Le pape François a publié le jour de la fête de saint François une encyclique pour nous inviter à découvrir la fraternité qui nous unit tous au cœur même de notre terre devenue un grand village. Nous sommes tous frères en humanité, nous habitons tous la même planète et nous nous devons de l’entretenir pour qu’elle permette à tous de vivre dignement des fruits de la terre et de toutes les réserves que Dieu y a déposées pour notre bien à tous.
Nous célébrons ces jours-ci la fête de tous les saints qui nous invite à découvrir une autre fraternité, celle qui unit tous les membres du Corps du Christ qui est l’Église. Si nous sommes tous vivants dans le Christ Jésus, nous sommes membres les uns des autres, frères en Christ et en Lui, tous solidaires.
Cette nouvelle fraternité est une réalité merveilleuse qui, comme le dit saint Paul, nous fait tous membres de la famille de Dieu, concitoyens des saints. L’Église de la terre et l’Église du ciel forment une immense fraternité en Christ et les liens qui nous unissent devraient nous permettre de nous appuyer sur nos frères aînés, sur tous les saints de nos familles, les saints de la maison d’à-côté, de leur demander de nous aider à grandir en sainteté, à prendre notre place dans cette grande famille, dans cette fraternité aux mille visages, et à devenir d’authentiques témoins de tous ces liens qui nous permettent de témoigner du projet de Dieu sur nous, sur toute l’humanité : « Je ne peux taire toutes les merveilles de Dieu dont je suis le témoin chaque jour, je ne peux taire tout l’amour qui se vit entre tous les saints, je me dois d‘en témoigner par toute ma vie ! ».

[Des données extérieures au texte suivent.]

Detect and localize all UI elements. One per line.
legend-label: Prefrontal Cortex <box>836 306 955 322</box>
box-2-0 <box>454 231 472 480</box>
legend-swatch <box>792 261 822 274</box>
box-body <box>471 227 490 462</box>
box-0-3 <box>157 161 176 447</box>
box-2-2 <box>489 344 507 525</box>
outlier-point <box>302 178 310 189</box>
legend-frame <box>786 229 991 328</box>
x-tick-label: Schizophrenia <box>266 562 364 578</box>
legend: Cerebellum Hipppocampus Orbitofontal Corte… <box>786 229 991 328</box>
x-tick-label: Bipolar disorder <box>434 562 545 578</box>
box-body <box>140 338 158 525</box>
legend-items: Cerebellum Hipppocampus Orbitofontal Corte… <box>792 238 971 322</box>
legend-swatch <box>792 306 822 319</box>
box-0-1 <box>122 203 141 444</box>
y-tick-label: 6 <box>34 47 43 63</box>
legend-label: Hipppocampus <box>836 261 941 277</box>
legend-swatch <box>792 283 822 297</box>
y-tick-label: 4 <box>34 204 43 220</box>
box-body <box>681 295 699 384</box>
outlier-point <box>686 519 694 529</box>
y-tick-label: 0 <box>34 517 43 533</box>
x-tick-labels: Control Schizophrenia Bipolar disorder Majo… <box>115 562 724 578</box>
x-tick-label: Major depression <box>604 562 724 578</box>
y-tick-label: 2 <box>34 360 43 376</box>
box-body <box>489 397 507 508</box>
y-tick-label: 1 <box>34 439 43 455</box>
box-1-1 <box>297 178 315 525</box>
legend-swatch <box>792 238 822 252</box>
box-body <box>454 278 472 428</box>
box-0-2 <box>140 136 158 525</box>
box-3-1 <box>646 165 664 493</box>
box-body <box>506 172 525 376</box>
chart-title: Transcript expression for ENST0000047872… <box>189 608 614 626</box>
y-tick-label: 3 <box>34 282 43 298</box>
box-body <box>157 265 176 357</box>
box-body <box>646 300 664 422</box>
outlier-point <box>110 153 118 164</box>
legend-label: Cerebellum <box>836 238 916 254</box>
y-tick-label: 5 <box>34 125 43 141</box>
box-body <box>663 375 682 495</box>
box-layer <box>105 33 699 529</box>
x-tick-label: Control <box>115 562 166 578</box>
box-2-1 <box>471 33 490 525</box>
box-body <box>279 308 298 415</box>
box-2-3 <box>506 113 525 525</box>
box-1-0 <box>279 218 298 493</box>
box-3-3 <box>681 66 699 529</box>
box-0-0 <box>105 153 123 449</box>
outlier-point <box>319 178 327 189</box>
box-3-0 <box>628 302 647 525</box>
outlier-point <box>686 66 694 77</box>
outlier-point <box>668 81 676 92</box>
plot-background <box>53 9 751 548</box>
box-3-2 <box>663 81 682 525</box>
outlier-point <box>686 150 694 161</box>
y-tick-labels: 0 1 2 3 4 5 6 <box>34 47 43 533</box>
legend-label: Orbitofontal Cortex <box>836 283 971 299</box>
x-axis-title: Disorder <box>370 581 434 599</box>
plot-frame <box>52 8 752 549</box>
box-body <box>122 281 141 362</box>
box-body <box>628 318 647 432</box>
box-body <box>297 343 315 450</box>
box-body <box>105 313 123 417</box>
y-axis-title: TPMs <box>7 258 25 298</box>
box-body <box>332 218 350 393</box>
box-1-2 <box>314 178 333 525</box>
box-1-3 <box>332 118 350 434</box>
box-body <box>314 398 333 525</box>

Quand je regarde la fraternité humaine qui est la nôtre dans notre terre de Provence, dans notre pays de France, je constate combien il est difficile de vivre ensemble avec toutes nos différences culturelles et religieuses, malgré les efforts de tant de nos concitoyens pour que cette fraternité ne soit pas un vain mot, mais se traduise dans un authentique “vivre ensemble en Vaucluse”, qu’il n’y ait plus de zones de non-droit, qu’il n’y ait plus de quartiers où nous avons peur de circuler le soir.
Malheureusement, voilà qu’à l’occasion du procès des auteurs de l’attentat de “Charlie Hebdo”, ce journal satirique publie de nouveau les caricatures contre Mohamed, véritable blasphème pour nos frères musulmans. Et comme si cela ne suffisait pas, le président de la République se permet de déclarer depuis le Liban : “Le blasphème est un droit en démocratie !” Dès que j’ai eu connaissance de cette déclaration, j’ai compris que nous allions entrer dans une spirale de violence sans précédent. Et la triste réalité est sous nos yeux aujourd’hui.
Comment justifier au nom même de la démocratie la liberté de dire et de publier tout et n’importe quoi ? La liberté au blasphème sous toutes ses formes n’a aucun fondement. Je comprends qu’il soit de bon ton aujourd’hui de se moquer des religions et de les traîner dans la boue, mais les auteurs de tels comportements se rendent-ils compte qu’ils bafouent la liberté dans son vrai sens, son sens profond et authentique ?
Au nom même de la fraternité, base de toute vie en société, je ne peux que redire : la liberté de chacun s’arrête là où je blesse gravement mon frère ! Il s’agit là d’une vérité fondement même de toute vie en société ou alors nous allons vers une dérive totalitaire qui ne dit pas son nom. En même temps, il nous faut condamner avec force les actes de violences et de barbarie qui prétendent répondre à cette conception erronée de la liberté.
Malheur à ceux qui dressent l’étendard du blasphème comme un droit fondamental d’une société démocratique, malheur à ceux qui y répondent en tuant leurs frères en humanité dans les conditions ignobles que nous connaissons.
Bienheureux les artisans de paix qui œuvrent quotidiennement pour que naisse et grandisse une authentique fraternité entre tous les habitants de notre pays, une fraternité qui a besoin de se traduire en actes dans nos quartiers, dans nos villages, dans nos églises, dans nos mosquées, dans nos synagogues.
Nous chrétiens catholiques, cessons de nous replier dans nos ghettos, allons à la rencontre de nos frères en humanité, apprenons à vivre ensemble. Demandons à nos élus de retrouver le vrai sens de la fraternité dont la République s’est emparée pour dire ce qu’elle voudrait être et dont elle a tant de mal à en vivre réellement.